HC Deb 08 April 1869 vol 195 cc356-8

said, he wished to ask the Chief Secretary for Ireland, As some misapprehension prevails as to the thirty-four Fenian Convicts released or about to be released in Australia, to state whether those men have yet been released, or whether, in consequence of the conduct of those who have been released in Ireland, the release of those in Australia, or of any of them, will be stopped; and, if not, whether those thirty-four Fenian Convicts, or any of them, are to be brought back to this Country; and, if so, are any of them to be brought back at the public expense; and, if so, how many of them. Has the Report of the Law Officers of the Crown in reference to the proceedings at the meeting held at Cork on the 17th of March, and presided over by the Mayor of that City, been received yet; and, if so, has it been acted upon; and, is the Mayor of Cork still in the commission of the peace?

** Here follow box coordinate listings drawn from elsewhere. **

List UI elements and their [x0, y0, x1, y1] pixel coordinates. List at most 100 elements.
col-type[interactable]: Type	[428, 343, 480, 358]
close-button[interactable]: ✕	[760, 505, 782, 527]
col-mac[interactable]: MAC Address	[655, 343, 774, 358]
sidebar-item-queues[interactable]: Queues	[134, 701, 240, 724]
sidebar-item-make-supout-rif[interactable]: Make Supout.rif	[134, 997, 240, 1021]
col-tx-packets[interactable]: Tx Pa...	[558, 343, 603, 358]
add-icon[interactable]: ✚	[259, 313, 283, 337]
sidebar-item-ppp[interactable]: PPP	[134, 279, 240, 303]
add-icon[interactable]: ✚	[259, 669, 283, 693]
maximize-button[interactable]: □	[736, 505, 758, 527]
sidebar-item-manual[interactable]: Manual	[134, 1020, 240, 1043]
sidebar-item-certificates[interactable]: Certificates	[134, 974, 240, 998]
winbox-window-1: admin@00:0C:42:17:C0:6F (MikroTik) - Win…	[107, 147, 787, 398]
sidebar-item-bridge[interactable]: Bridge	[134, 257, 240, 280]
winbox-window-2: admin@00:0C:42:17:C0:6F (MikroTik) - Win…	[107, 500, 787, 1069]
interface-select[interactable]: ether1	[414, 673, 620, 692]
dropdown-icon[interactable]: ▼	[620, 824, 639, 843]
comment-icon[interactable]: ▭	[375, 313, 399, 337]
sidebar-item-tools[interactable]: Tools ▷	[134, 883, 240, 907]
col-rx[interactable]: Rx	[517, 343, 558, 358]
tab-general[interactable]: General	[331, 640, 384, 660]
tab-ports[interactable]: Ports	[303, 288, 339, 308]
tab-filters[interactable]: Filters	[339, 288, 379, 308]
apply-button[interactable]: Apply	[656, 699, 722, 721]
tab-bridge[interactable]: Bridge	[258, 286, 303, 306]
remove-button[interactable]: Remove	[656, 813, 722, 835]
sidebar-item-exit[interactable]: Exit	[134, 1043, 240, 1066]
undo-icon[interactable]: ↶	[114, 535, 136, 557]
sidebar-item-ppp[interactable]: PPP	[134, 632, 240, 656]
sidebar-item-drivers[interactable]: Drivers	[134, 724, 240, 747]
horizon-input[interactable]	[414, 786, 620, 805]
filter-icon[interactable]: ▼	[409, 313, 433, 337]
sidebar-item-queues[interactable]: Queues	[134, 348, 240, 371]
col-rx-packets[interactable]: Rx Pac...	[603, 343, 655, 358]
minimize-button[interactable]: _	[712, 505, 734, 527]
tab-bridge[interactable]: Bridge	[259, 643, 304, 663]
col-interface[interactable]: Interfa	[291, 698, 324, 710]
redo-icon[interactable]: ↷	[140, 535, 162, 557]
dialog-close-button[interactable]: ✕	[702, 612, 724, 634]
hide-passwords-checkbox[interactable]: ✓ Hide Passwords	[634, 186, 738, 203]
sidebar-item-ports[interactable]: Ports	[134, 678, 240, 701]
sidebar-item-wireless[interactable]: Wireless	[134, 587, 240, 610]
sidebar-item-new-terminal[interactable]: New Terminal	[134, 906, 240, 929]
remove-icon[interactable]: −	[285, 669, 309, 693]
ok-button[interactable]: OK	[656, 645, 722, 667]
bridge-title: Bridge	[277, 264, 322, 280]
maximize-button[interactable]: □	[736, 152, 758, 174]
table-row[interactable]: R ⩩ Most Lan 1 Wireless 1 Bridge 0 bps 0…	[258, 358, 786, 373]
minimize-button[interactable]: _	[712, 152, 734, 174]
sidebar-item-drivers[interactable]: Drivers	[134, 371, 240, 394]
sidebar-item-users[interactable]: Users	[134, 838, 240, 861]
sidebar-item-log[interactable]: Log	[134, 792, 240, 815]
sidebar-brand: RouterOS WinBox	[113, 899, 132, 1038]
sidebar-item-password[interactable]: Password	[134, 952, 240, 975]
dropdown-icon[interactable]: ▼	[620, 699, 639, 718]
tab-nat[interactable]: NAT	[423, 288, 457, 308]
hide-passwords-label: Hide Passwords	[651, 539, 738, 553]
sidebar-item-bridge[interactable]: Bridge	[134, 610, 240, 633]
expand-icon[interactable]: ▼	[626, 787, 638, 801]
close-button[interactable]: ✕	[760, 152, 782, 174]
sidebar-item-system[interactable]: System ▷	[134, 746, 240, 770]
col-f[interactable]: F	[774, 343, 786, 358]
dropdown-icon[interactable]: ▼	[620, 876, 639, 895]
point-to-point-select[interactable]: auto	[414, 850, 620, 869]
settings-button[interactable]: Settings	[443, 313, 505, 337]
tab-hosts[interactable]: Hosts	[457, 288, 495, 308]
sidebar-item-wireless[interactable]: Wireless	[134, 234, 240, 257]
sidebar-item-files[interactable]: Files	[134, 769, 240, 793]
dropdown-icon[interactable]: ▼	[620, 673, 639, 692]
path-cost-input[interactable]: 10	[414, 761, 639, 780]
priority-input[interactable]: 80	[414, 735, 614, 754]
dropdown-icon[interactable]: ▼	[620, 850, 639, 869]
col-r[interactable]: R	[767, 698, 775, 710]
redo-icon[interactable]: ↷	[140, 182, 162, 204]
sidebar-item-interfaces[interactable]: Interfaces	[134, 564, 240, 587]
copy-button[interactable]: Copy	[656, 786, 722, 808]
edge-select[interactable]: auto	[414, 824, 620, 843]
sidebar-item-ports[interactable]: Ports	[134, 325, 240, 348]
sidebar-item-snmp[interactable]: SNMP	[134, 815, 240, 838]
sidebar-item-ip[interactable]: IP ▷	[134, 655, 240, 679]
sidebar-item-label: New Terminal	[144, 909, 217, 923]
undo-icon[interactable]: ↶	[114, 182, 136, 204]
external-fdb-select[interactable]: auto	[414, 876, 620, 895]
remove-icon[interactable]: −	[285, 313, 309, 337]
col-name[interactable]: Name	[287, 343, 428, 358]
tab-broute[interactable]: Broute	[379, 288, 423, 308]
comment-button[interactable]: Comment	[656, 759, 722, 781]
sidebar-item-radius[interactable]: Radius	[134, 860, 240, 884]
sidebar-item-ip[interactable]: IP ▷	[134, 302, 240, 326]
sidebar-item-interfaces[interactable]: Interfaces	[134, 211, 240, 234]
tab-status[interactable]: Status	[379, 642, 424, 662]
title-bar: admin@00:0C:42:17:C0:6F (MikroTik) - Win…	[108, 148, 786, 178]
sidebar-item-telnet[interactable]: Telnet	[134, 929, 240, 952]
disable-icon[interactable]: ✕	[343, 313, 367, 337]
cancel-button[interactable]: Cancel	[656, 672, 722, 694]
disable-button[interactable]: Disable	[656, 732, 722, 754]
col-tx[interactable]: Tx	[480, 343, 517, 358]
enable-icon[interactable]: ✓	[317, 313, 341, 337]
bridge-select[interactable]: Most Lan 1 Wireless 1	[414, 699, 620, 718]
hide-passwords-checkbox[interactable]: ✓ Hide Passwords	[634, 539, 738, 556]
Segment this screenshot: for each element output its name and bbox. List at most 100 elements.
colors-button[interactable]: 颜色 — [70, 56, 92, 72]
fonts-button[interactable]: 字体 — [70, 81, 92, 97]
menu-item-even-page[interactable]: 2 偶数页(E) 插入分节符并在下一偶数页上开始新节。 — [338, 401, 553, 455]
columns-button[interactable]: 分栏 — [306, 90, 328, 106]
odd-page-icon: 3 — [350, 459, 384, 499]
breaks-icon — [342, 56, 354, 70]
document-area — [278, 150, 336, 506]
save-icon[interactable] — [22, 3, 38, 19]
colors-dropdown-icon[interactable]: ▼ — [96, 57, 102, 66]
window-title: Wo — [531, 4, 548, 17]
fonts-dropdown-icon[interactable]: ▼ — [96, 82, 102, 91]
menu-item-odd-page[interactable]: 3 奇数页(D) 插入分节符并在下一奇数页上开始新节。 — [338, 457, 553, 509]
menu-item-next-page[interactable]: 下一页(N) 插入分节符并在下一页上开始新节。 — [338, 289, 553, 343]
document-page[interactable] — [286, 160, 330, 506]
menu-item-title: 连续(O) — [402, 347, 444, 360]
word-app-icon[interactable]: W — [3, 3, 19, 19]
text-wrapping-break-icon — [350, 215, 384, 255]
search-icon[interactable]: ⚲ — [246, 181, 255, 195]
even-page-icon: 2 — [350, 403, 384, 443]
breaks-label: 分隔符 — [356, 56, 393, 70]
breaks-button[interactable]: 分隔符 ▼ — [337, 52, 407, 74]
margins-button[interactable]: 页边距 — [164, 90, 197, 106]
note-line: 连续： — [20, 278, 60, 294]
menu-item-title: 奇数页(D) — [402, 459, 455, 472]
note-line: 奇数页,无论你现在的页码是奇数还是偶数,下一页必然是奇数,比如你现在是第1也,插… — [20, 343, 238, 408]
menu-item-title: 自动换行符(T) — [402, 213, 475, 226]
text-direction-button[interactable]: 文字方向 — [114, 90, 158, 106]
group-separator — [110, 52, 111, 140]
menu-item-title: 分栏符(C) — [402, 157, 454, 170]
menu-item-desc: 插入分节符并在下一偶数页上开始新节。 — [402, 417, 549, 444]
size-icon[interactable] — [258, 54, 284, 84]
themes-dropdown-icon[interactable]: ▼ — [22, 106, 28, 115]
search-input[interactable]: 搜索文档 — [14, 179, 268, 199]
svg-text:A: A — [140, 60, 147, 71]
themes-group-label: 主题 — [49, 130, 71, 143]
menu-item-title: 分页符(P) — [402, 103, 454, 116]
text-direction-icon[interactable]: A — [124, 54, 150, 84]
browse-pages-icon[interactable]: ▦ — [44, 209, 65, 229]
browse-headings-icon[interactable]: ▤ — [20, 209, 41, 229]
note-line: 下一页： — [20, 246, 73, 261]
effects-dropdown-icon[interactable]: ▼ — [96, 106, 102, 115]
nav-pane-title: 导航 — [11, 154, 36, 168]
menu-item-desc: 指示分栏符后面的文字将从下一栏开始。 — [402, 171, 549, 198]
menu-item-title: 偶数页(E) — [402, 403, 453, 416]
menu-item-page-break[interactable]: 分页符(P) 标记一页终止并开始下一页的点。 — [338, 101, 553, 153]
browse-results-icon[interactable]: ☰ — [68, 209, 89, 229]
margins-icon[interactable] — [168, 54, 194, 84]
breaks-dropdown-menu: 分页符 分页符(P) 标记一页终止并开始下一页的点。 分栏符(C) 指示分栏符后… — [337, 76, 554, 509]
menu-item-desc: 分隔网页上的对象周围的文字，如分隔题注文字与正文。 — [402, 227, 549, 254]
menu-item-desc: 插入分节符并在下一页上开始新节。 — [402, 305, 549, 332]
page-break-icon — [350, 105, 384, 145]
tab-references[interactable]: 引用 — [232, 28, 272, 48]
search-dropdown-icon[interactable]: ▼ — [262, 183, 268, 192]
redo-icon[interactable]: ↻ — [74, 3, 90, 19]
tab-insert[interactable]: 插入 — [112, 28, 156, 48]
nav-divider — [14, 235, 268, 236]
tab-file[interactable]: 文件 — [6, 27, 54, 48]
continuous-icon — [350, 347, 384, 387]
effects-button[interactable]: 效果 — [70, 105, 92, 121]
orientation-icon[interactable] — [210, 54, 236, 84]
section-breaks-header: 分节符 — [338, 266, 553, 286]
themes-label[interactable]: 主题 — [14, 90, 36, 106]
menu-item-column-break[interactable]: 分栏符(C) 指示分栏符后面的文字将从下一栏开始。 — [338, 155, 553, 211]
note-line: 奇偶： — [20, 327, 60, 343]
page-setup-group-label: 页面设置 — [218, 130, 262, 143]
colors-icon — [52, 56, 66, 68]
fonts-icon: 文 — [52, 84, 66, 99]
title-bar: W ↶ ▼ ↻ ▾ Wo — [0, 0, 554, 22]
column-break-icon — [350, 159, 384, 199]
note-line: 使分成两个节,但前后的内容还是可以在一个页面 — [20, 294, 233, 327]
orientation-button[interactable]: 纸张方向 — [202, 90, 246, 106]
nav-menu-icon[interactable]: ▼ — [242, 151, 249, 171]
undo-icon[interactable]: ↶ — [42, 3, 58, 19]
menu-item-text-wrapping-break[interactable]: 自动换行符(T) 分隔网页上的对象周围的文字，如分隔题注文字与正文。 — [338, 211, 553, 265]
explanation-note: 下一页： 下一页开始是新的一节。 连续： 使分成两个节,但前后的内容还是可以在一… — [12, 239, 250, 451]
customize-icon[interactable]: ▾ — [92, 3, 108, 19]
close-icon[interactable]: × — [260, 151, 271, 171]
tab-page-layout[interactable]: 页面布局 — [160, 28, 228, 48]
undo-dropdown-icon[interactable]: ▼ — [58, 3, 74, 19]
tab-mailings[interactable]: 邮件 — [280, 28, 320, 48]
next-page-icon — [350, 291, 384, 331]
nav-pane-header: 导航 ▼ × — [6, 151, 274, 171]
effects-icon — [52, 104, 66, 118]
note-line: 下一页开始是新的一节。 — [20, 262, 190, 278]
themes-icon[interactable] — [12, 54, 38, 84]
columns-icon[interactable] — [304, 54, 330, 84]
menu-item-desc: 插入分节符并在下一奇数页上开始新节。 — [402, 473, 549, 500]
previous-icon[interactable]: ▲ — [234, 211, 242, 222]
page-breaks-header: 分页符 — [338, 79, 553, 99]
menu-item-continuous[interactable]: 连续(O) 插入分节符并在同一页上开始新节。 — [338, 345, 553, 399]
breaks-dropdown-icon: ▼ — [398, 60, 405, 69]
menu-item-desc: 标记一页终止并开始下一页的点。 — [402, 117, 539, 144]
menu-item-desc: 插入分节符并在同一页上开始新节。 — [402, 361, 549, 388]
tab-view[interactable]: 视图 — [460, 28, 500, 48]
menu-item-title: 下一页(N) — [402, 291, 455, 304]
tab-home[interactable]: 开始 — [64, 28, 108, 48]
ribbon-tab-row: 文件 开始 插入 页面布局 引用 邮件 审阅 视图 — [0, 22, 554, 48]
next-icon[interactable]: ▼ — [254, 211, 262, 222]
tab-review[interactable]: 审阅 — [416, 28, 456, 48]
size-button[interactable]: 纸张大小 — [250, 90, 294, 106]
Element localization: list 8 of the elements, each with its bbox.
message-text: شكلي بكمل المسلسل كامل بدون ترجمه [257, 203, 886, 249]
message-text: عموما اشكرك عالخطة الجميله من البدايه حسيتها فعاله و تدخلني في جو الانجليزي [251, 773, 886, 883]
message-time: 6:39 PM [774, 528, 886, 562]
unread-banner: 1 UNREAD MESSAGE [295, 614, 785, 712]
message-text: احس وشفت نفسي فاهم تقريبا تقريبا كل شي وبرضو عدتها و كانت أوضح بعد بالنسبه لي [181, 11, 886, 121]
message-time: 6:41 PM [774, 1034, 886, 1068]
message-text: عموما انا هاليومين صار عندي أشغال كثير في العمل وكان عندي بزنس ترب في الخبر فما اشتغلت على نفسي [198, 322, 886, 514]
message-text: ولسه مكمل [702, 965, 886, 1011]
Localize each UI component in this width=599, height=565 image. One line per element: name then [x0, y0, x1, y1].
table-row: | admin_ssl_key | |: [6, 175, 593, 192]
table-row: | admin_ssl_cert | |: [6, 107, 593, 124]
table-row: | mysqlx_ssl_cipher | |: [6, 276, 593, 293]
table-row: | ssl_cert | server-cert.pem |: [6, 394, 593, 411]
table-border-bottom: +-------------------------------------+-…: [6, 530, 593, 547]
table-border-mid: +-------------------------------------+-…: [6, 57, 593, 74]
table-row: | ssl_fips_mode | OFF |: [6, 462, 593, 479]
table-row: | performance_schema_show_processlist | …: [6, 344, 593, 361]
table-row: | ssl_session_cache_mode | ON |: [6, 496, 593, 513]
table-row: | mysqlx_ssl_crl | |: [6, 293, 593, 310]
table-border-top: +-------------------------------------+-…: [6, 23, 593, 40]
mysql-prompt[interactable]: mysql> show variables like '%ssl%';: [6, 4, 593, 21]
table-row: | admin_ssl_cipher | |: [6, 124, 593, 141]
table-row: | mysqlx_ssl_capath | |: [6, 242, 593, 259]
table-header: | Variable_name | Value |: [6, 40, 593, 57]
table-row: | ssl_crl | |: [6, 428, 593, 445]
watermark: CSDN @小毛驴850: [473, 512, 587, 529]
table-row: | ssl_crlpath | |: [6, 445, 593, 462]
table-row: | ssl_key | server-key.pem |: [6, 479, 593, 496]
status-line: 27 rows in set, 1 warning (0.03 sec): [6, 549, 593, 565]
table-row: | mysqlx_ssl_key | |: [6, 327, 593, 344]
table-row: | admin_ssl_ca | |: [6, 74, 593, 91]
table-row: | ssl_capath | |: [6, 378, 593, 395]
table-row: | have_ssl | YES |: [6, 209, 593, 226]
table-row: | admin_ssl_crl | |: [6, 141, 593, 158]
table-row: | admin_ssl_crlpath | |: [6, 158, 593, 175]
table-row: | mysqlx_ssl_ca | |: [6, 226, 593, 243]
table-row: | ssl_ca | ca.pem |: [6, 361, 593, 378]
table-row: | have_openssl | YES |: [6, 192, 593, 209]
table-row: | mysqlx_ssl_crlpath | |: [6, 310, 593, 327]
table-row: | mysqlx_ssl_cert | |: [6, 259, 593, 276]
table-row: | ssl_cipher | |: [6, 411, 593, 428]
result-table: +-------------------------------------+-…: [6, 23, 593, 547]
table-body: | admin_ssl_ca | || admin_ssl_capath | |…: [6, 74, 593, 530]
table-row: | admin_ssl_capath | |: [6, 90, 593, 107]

Sir, the greater part of this Question I have already answered twice. I will answer it again as nearly as I can in the words I used before—namely, that Her Majesty's Government have no intention to bring back, at the public expense, the political convicts for whom an order of release has been sent to Australia; but, at the same time, they think it right to secure their own liberty of consideration in any individual case which may, by possibility, come before them hereafter. The next part of the Question is—" Whether, in consequence of the conduct of those who have been released in Ireland, the release of those in Australia, or any of them, will be stopped?" The release of the convicts in Australia will not be stopped. The seditious language which has been used in Ireland by two or three of the released political prisoners, which has been very generally reprobated in that country, and which has had no effect but that of injuring the unhappy cause on behalf of which it has been used, is not, in the opinion of the Government, any reason for altering the advice given to the Crown as to the amount of clemency which should be extended to the political prisoners. With regard to the last part of the Question, the Government have taken the advice of the Law Officers, and have decided not to take any steps against the Mayor of Cork. They think it would be very un advisable and injudicious to do so; and I have to remind the hon. Member that the Mayor of Cork is not a justice of the peace under the control and supervision of the Lord Chancellor or the Lord Lieutenant, but is ex officio a justice of the peace, as the chief executive magistrate of the corporation.